Under the Statute of Frauds, a contract that is not going to be performed within a year must be in writing. The principle of equity can bar application of the Statute of Frauds where there has been partial performance. However, in order for equity to bar this application, there must be a remedy available. The notion of equity will not enforce contracts for personal services.
Plaintiff agreed to provide services and care for the defendant in exchange for $8 per week and board while the defendant was alive, and a life estate and the defendant's cars at death. Defendant was happy with the services for two years, but changed his mind after talking to family. Defendant tried to kick the plaintiff out, left the home himself, and turned off the utilities. However, plaintiff wouldn't leave. Defendant eventually had plaintiff arrested for trespass. Plaintiff sought specific performance under the parties' contract, and the defendant moved to dismiss for lack of equity. Defendant's motion was granted and plaintiff's complaint was dismissed. Plaintiff appeals from this dismissal.
Was plaintiff was entitled to any relief from the defendant?

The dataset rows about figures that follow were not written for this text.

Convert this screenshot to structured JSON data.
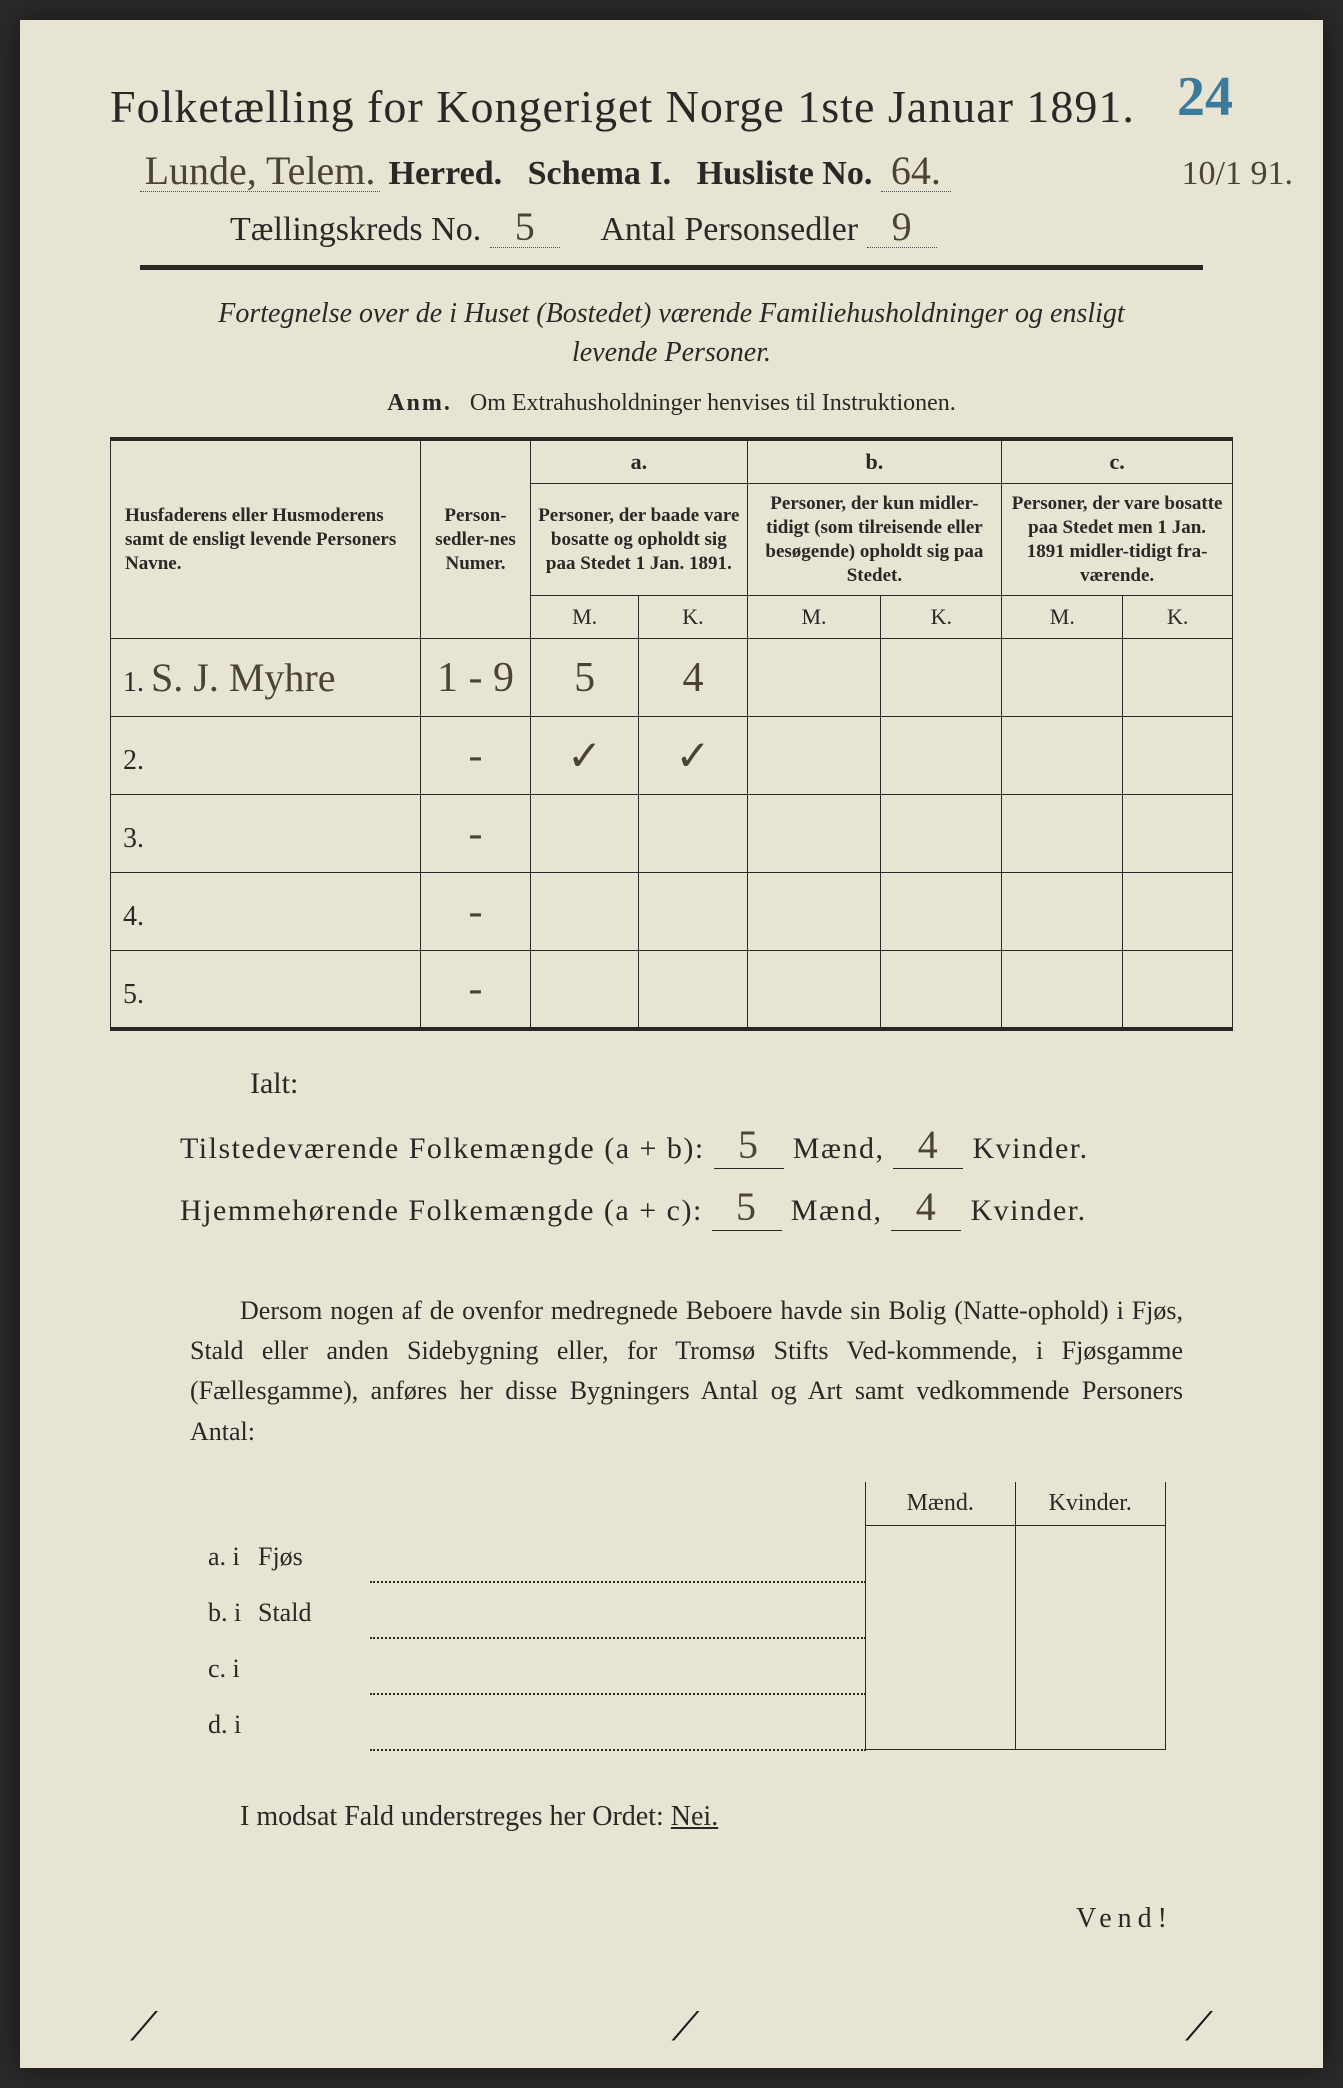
{
  "corner_number": "24",
  "title": "Folketælling for Kongeriget Norge 1ste Januar 1891.",
  "meta": {
    "herred_value": "Lunde, Telem.",
    "herred_label": "Herred.",
    "schema_label": "Schema I.",
    "husliste_label": "Husliste No.",
    "husliste_value": "64.",
    "side_ref": "10/1 91.",
    "kreds_label": "Tællingskreds No.",
    "kreds_value": "5",
    "antal_label": "Antal Personsedler",
    "antal_value": "9"
  },
  "subtitle": "Fortegnelse over de i Huset (Bostedet) værende Familiehusholdninger og ensligt levende Personer.",
  "anm_label": "Anm.",
  "anm_text": "Om Extrahusholdninger henvises til Instruktionen.",
  "headers": {
    "name": "Husfaderens eller Husmoderens samt de ensligt levende Personers Navne.",
    "num": "Person-sedler-nes Numer.",
    "a_top": "a.",
    "a_text": "Personer, der baade vare bosatte og opholdt sig paa Stedet 1 Jan. 1891.",
    "b_top": "b.",
    "b_text": "Personer, der kun midler-tidigt (som tilreisende eller besøgende) opholdt sig paa Stedet.",
    "c_top": "c.",
    "c_text": "Personer, der vare bosatte paa Stedet men 1 Jan. 1891 midler-tidigt fra-værende.",
    "M": "M.",
    "K": "K."
  },
  "rows": [
    {
      "n": "1.",
      "name": "S. J. Myhre",
      "num": "1 - 9",
      "aM": "5",
      "aK": "4",
      "bM": "",
      "bK": "",
      "cM": "",
      "cK": ""
    },
    {
      "n": "2.",
      "name": "",
      "num": "-",
      "aM": "✓",
      "aK": "✓",
      "bM": "",
      "bK": "",
      "cM": "",
      "cK": ""
    },
    {
      "n": "3.",
      "name": "",
      "num": "-",
      "aM": "",
      "aK": "",
      "bM": "",
      "bK": "",
      "cM": "",
      "cK": ""
    },
    {
      "n": "4.",
      "name": "",
      "num": "-",
      "aM": "",
      "aK": "",
      "bM": "",
      "bK": "",
      "cM": "",
      "cK": ""
    },
    {
      "n": "5.",
      "name": "",
      "num": "-",
      "aM": "",
      "aK": "",
      "bM": "",
      "bK": "",
      "cM": "",
      "cK": ""
    }
  ],
  "ialt": "Ialt:",
  "totals": {
    "line1_label": "Tilstedeværende Folkemængde (a + b):",
    "line2_label": "Hjemmehørende Folkemængde (a + c):",
    "maend": "Mænd,",
    "kvinder": "Kvinder.",
    "l1_m": "5",
    "l1_k": "4",
    "l2_m": "5",
    "l2_k": "4"
  },
  "para": "Dersom nogen af de ovenfor medregnede Beboere havde sin Bolig (Natte-ophold) i Fjøs, Stald eller anden Sidebygning eller, for Tromsø Stifts Ved-kommende, i Fjøsgamme (Fællesgamme), anføres her disse Bygningers Antal og Art samt vedkommende Personers Antal:",
  "lower": {
    "h_maend": "Mænd.",
    "h_kvinder": "Kvinder.",
    "rows": [
      {
        "lbl": "a.  i",
        "word": "Fjøs"
      },
      {
        "lbl": "b.  i",
        "word": "Stald"
      },
      {
        "lbl": "c.  i",
        "word": ""
      },
      {
        "lbl": "d.  i",
        "word": ""
      }
    ]
  },
  "nei_line": "I modsat Fald understreges her Ordet:",
  "nei": "Nei.",
  "vend": "Vend!",
  "colors": {
    "paper": "#e8e4d4",
    "ink": "#2a2826",
    "pencil": "#4a4438",
    "blue": "#3a7a9a"
  }
}
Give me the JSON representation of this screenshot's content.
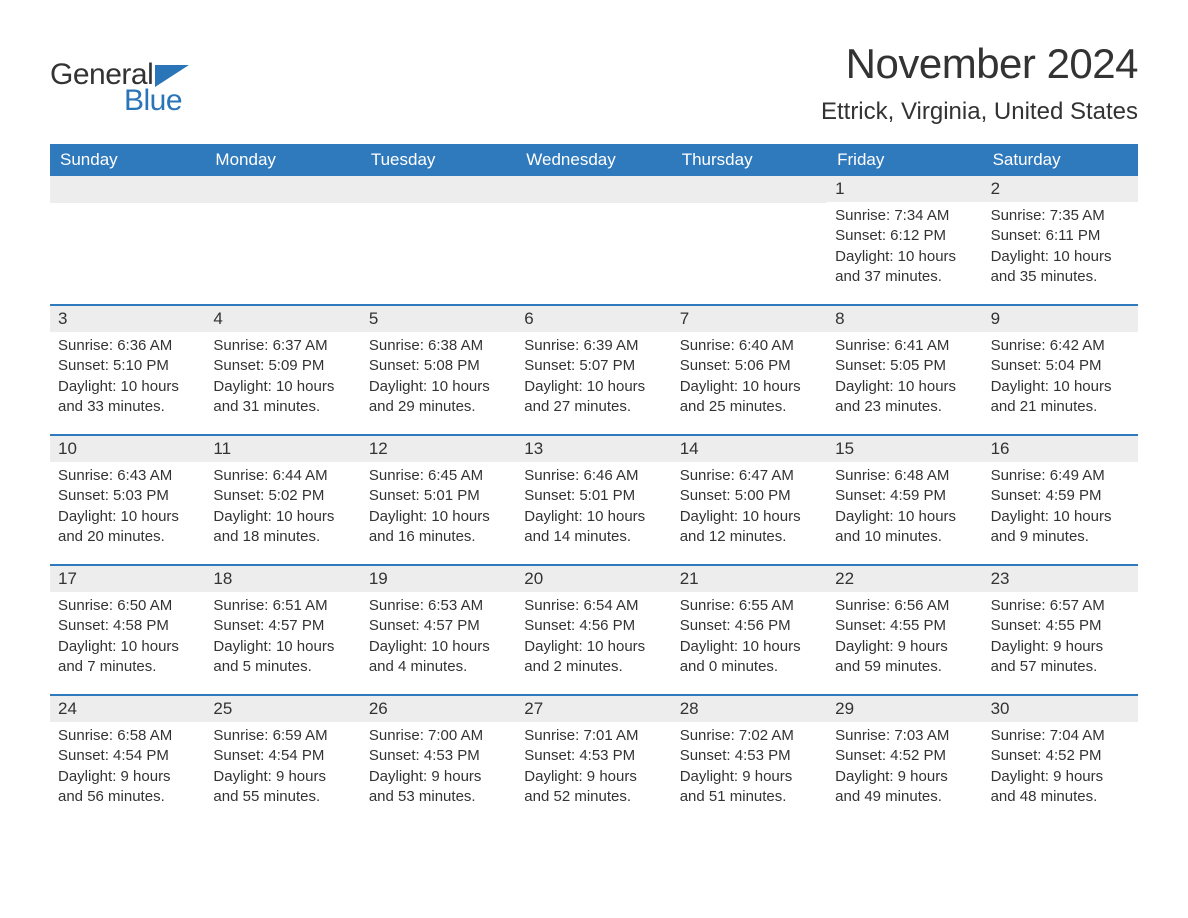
{
  "brand": {
    "general": "General",
    "blue": "Blue"
  },
  "title": "November 2024",
  "location": "Ettrick, Virginia, United States",
  "colors": {
    "header_bg": "#2f79bd",
    "header_text": "#ffffff",
    "daynum_bg": "#ededed",
    "body_text": "#333333",
    "week_border": "#2f79bd",
    "accent": "#2a74b8",
    "page_bg": "#ffffff"
  },
  "layout": {
    "cols": 7,
    "rows": 5,
    "title_fontsize": 42,
    "location_fontsize": 24,
    "dow_fontsize": 17,
    "daynum_fontsize": 17,
    "body_fontsize": 15
  },
  "dow": [
    "Sunday",
    "Monday",
    "Tuesday",
    "Wednesday",
    "Thursday",
    "Friday",
    "Saturday"
  ],
  "weeks": [
    [
      null,
      null,
      null,
      null,
      null,
      {
        "n": "1",
        "sunrise": "7:34 AM",
        "sunset": "6:12 PM",
        "daylight": "10 hours and 37 minutes."
      },
      {
        "n": "2",
        "sunrise": "7:35 AM",
        "sunset": "6:11 PM",
        "daylight": "10 hours and 35 minutes."
      }
    ],
    [
      {
        "n": "3",
        "sunrise": "6:36 AM",
        "sunset": "5:10 PM",
        "daylight": "10 hours and 33 minutes."
      },
      {
        "n": "4",
        "sunrise": "6:37 AM",
        "sunset": "5:09 PM",
        "daylight": "10 hours and 31 minutes."
      },
      {
        "n": "5",
        "sunrise": "6:38 AM",
        "sunset": "5:08 PM",
        "daylight": "10 hours and 29 minutes."
      },
      {
        "n": "6",
        "sunrise": "6:39 AM",
        "sunset": "5:07 PM",
        "daylight": "10 hours and 27 minutes."
      },
      {
        "n": "7",
        "sunrise": "6:40 AM",
        "sunset": "5:06 PM",
        "daylight": "10 hours and 25 minutes."
      },
      {
        "n": "8",
        "sunrise": "6:41 AM",
        "sunset": "5:05 PM",
        "daylight": "10 hours and 23 minutes."
      },
      {
        "n": "9",
        "sunrise": "6:42 AM",
        "sunset": "5:04 PM",
        "daylight": "10 hours and 21 minutes."
      }
    ],
    [
      {
        "n": "10",
        "sunrise": "6:43 AM",
        "sunset": "5:03 PM",
        "daylight": "10 hours and 20 minutes."
      },
      {
        "n": "11",
        "sunrise": "6:44 AM",
        "sunset": "5:02 PM",
        "daylight": "10 hours and 18 minutes."
      },
      {
        "n": "12",
        "sunrise": "6:45 AM",
        "sunset": "5:01 PM",
        "daylight": "10 hours and 16 minutes."
      },
      {
        "n": "13",
        "sunrise": "6:46 AM",
        "sunset": "5:01 PM",
        "daylight": "10 hours and 14 minutes."
      },
      {
        "n": "14",
        "sunrise": "6:47 AM",
        "sunset": "5:00 PM",
        "daylight": "10 hours and 12 minutes."
      },
      {
        "n": "15",
        "sunrise": "6:48 AM",
        "sunset": "4:59 PM",
        "daylight": "10 hours and 10 minutes."
      },
      {
        "n": "16",
        "sunrise": "6:49 AM",
        "sunset": "4:59 PM",
        "daylight": "10 hours and 9 minutes."
      }
    ],
    [
      {
        "n": "17",
        "sunrise": "6:50 AM",
        "sunset": "4:58 PM",
        "daylight": "10 hours and 7 minutes."
      },
      {
        "n": "18",
        "sunrise": "6:51 AM",
        "sunset": "4:57 PM",
        "daylight": "10 hours and 5 minutes."
      },
      {
        "n": "19",
        "sunrise": "6:53 AM",
        "sunset": "4:57 PM",
        "daylight": "10 hours and 4 minutes."
      },
      {
        "n": "20",
        "sunrise": "6:54 AM",
        "sunset": "4:56 PM",
        "daylight": "10 hours and 2 minutes."
      },
      {
        "n": "21",
        "sunrise": "6:55 AM",
        "sunset": "4:56 PM",
        "daylight": "10 hours and 0 minutes."
      },
      {
        "n": "22",
        "sunrise": "6:56 AM",
        "sunset": "4:55 PM",
        "daylight": "9 hours and 59 minutes."
      },
      {
        "n": "23",
        "sunrise": "6:57 AM",
        "sunset": "4:55 PM",
        "daylight": "9 hours and 57 minutes."
      }
    ],
    [
      {
        "n": "24",
        "sunrise": "6:58 AM",
        "sunset": "4:54 PM",
        "daylight": "9 hours and 56 minutes."
      },
      {
        "n": "25",
        "sunrise": "6:59 AM",
        "sunset": "4:54 PM",
        "daylight": "9 hours and 55 minutes."
      },
      {
        "n": "26",
        "sunrise": "7:00 AM",
        "sunset": "4:53 PM",
        "daylight": "9 hours and 53 minutes."
      },
      {
        "n": "27",
        "sunrise": "7:01 AM",
        "sunset": "4:53 PM",
        "daylight": "9 hours and 52 minutes."
      },
      {
        "n": "28",
        "sunrise": "7:02 AM",
        "sunset": "4:53 PM",
        "daylight": "9 hours and 51 minutes."
      },
      {
        "n": "29",
        "sunrise": "7:03 AM",
        "sunset": "4:52 PM",
        "daylight": "9 hours and 49 minutes."
      },
      {
        "n": "30",
        "sunrise": "7:04 AM",
        "sunset": "4:52 PM",
        "daylight": "9 hours and 48 minutes."
      }
    ]
  ],
  "labels": {
    "sunrise": "Sunrise: ",
    "sunset": "Sunset: ",
    "daylight": "Daylight: "
  }
}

In affirming the dismissal, the Court found that there was no remedy available to the plaintiff in the matter. The services portion of the contract did not fall within the Statute of Frauds, because it was capable of being performed within one year (if the defendant had died within the year). However, the life estate fell within the Statute of Frauds, and was not enforceable. Though the Court looked to not apply the Statute, it had to do so because there was no other remedy available to the Plaintiff. The personal services performed were services which involved no unusual skills. Enforcing the contract would have meant forcing the defendant to accept personal services against his will, which the Court could not make the defendant to. It affirmed the lower court's ruling because there was no relief available to the plaintiff.